United States: SEC Grants Relief To M&A Brokers From Broker-Dealer Registration

Last Updated: February 10 2014
Article by Eliza Sporn Fromberg and Jeffrey A. Clopeck

In a no-action letter dated January 31 and revised on February 4 (the "M&A Brokers Letter"), the Securities and Exchange Commission (SEC) Division of Trading and Markets permitted business brokers to facilitate mergers, acquisitions, business sales and business combinations (collectively, "M&A Transactions") between buyers and sellers of privately held companies without registering as broker-dealers under Section 15(b) of the Securities Exchange Act of 1934 (the "Exchange Act") - even if such transactions are effected through sales of securities. The M&A Brokers Letter brings much-needed clarity to this area of broker-dealer regulation.

Before the issuance of the M&A Brokers Letter, business brokers that effected transactions structured as sales of securities were required to register as broker-dealers, whereas business brokers that effected transactions structured as asset sales (in which there is no distribution, sale or exchange of securities) were not. Many commentators had questioned the validity of this distinction and noted that full-blown broker-dealer registration was not an appropriate regulatory framework considering the limited functions performed by business brokers.

The new relief is limited to business brokers that facilitate sales of privately held companies to buyers that, upon completion of the transaction, will control and actively operate the company. The M&A Brokers Letter stated that a buyer would have the necessary control if it has the power, directly or indirectly, to direct the management or policies of a company, whether through ownership of securities, by contract or otherwise.[1] A buyer could actively operate the company through the power to elect executive officers and approve the annual budget or by service as an executive or other executive manager, among other things. Only sales of companies that are going concerns and not shell companies will qualify for the no-action relief.

Previously, unregistered business brokers were advised to limit their activities to introducing potential buyers and sellers. Pursuant to the no-action relief, a business broker may now take an active role in facilitating an M&A Transaction without being subject to broker-dealer registration. The business broker may advertise a privately held company for sale with information such as the description of the business, general location and price range. The broker may also advise the parties to issue securities or to effect the transfer of the business by means of securities. Significantly, the business broker may participate in the parties' negotiations, provide assistance in obtaining financing from an unaffiliated third party and receive transaction-based compensation, typically viewed by the SEC as a hallmark of broker-dealer activity.

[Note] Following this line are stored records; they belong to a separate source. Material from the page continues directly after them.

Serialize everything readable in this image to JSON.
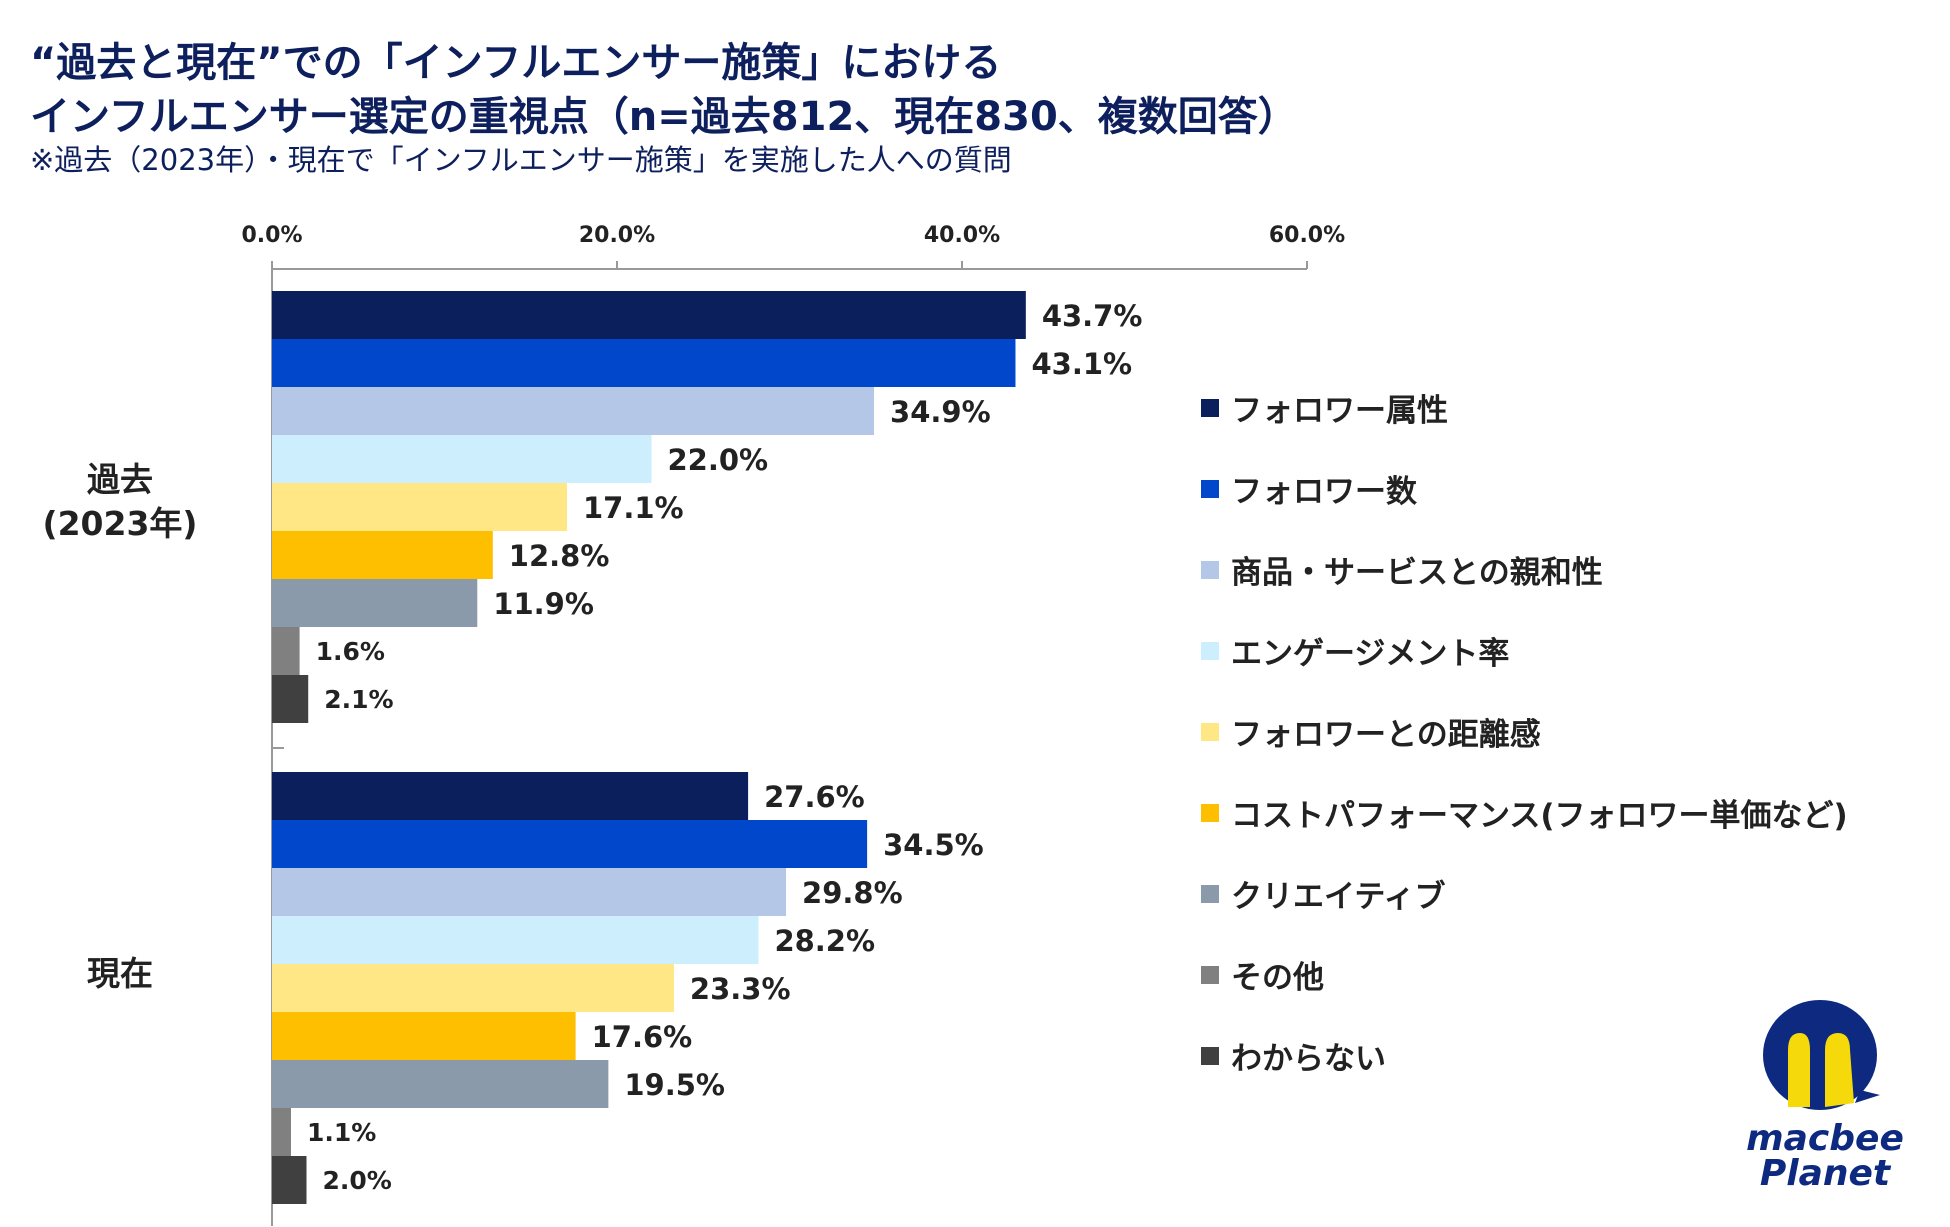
{
  "title_line1": "“過去と現在”での「インフルエンサー施策」における",
  "title_line2": "インフルエンサー選定の重視点（n=過去812、現在830、複数回答）",
  "subtitle": "※過去（2023年）・現在で「インフルエンサー施策」を実施した人への質問",
  "logo_text": "macbee Planet",
  "chart_data": {
    "type": "bar",
    "orientation": "horizontal",
    "categories": [
      "過去\n(2023年)",
      "現在"
    ],
    "category_labels": {
      "past_line1": "過去",
      "past_line2": "(2023年)",
      "now": "現在"
    },
    "xlim": [
      0,
      60
    ],
    "xticks": [
      0,
      20,
      40,
      60
    ],
    "xtick_labels": [
      "0.0%",
      "20.0%",
      "40.0%",
      "60.0%"
    ],
    "grid": false,
    "legend_position": "right",
    "series": [
      {
        "name": "フォロワー属性",
        "color": "#0a1f5c",
        "values": [
          43.7,
          27.6
        ],
        "labels": [
          "43.7%",
          "27.6%"
        ]
      },
      {
        "name": "フォロワー数",
        "color": "#0047cc",
        "values": [
          43.1,
          34.5
        ],
        "labels": [
          "43.1%",
          "34.5%"
        ]
      },
      {
        "name": "商品・サービスとの親和性",
        "color": "#b4c7e7",
        "values": [
          34.9,
          29.8
        ],
        "labels": [
          "34.9%",
          "29.8%"
        ]
      },
      {
        "name": "エンゲージメント率",
        "color": "#cdeefc",
        "values": [
          22.0,
          28.2
        ],
        "labels": [
          "22.0%",
          "28.2%"
        ]
      },
      {
        "name": "フォロワーとの距離感",
        "color": "#fee784",
        "values": [
          17.1,
          23.3
        ],
        "labels": [
          "17.1%",
          "23.3%"
        ]
      },
      {
        "name": "コストパフォーマンス(フォロワー単価など)",
        "color": "#fdbf00",
        "values": [
          12.8,
          17.6
        ],
        "labels": [
          "12.8%",
          "17.6%"
        ]
      },
      {
        "name": "クリエイティブ",
        "color": "#8a9aab",
        "values": [
          11.9,
          19.5
        ],
        "labels": [
          "11.9%",
          "19.5%"
        ]
      },
      {
        "name": "その他",
        "color": "#808080",
        "values": [
          1.6,
          1.1
        ],
        "labels": [
          "1.6%",
          "1.1%"
        ]
      },
      {
        "name": "わからない",
        "color": "#404040",
        "values": [
          2.1,
          2.0
        ],
        "labels": [
          "2.1%",
          "2.0%"
        ]
      }
    ]
  }
}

Business brokers seeking to take advantage of the no-action relief are prohibited from (1) having the authority to bind the principals in an M&A Transaction; (2) directly or indirectly providing financing for an M&A Transaction; (3) having custody, control, or possession of or otherwise handling funds or securities issued or exchanged in connection with the transaction; (4) facilitating a transaction with a group of buyers if the group is formed with the assistance of the business broker; and (5) facilitating a transaction resulting in the transfer of interests to a passive buyer. Moreover, the exemptive relief is not available if the business broker or any officer, director or employee of the business broker has been barred from association with a broker-dealer by the SEC, any state, or any self-regulatory organization or is suspended from association with a broker-dealer.

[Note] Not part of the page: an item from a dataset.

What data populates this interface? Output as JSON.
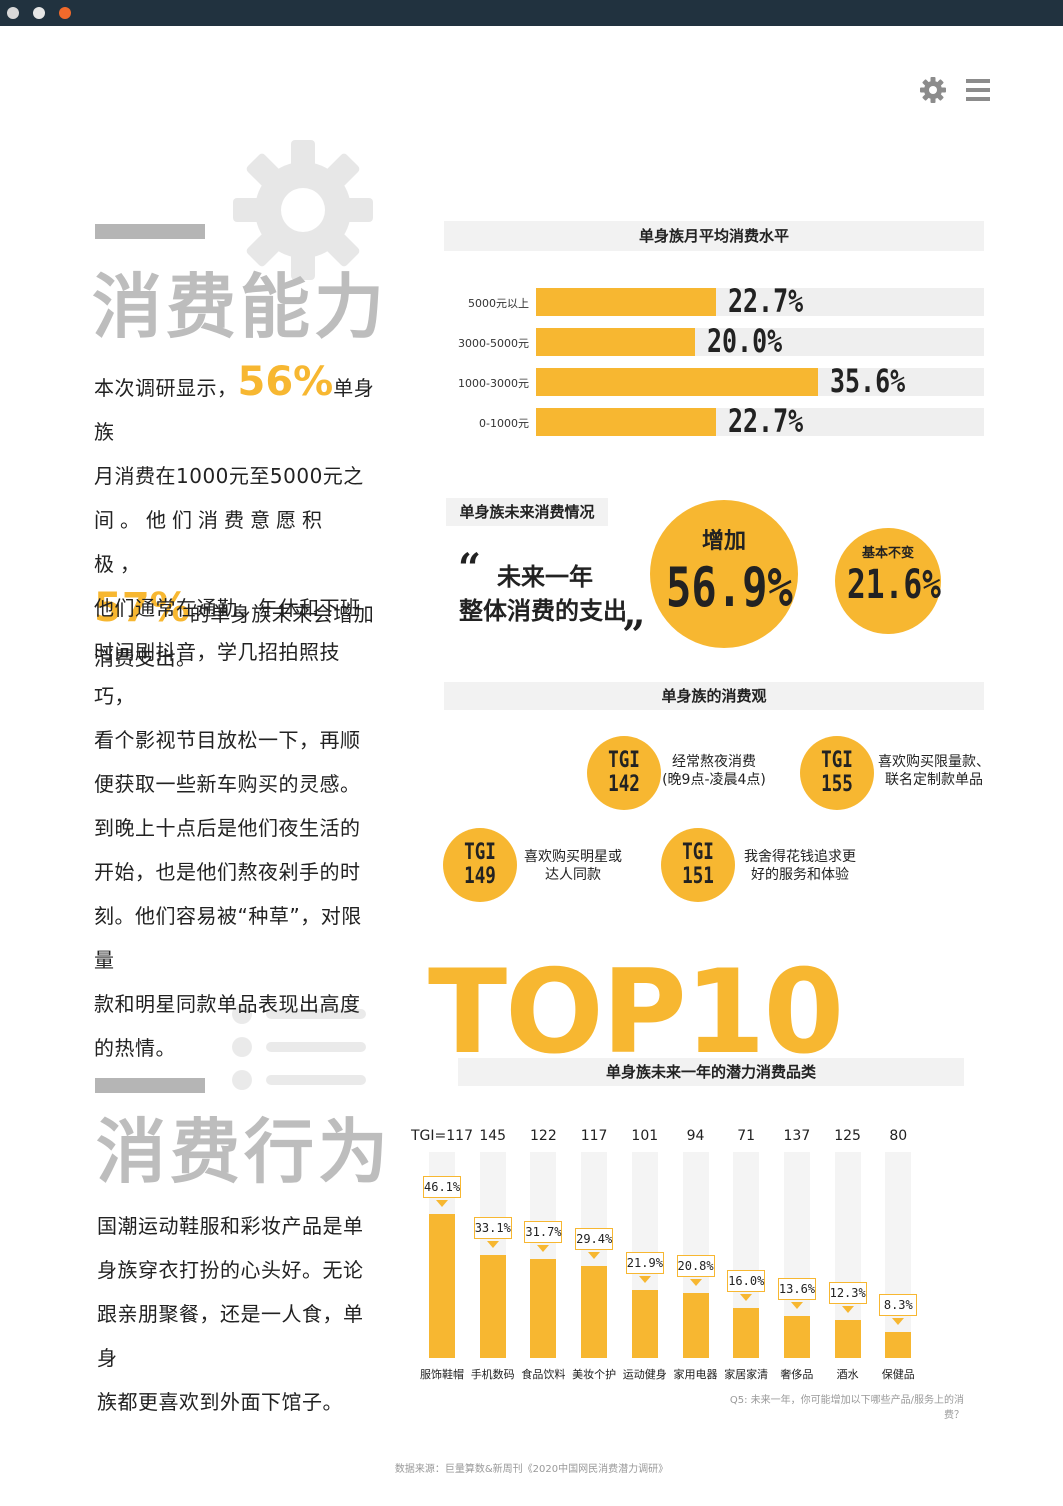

The M&A Transaction may not involve a public offering, and any securities received will be restricted securities. To the extent that the business broker represents both buyers and sellers, it must provide clear written disclosure as to the parties it represents and must obtain from both parties written consent to the joint representation.

Business brokers whose participation in an M&A Transaction qualifies for relief from broker-dealer registration under the Exchange Act, as provided by the M&A Brokers Letter, must still comply with the securities laws of the states in which they transact business. Many states require business brokers that engage in securities transactions to register with the state securities authorities, although several states have limited exemptions for business brokers.


[1] The necessary control will be presumed to exist if, upon completion of the transaction, the buyer or group of buyers has the right to vote 25 percent or more of a class of voting securities; has the power to sell or direct the sale of 25 percent or more of a class of voting securities; or, in the case of a partnership or limited liability company, has the right to receive upon dissolution or has contributed 25 percent or more of the capital.

The content of this article is intended to provide a general guide to the subject matter. Specialist advice should be sought about your specific circumstances.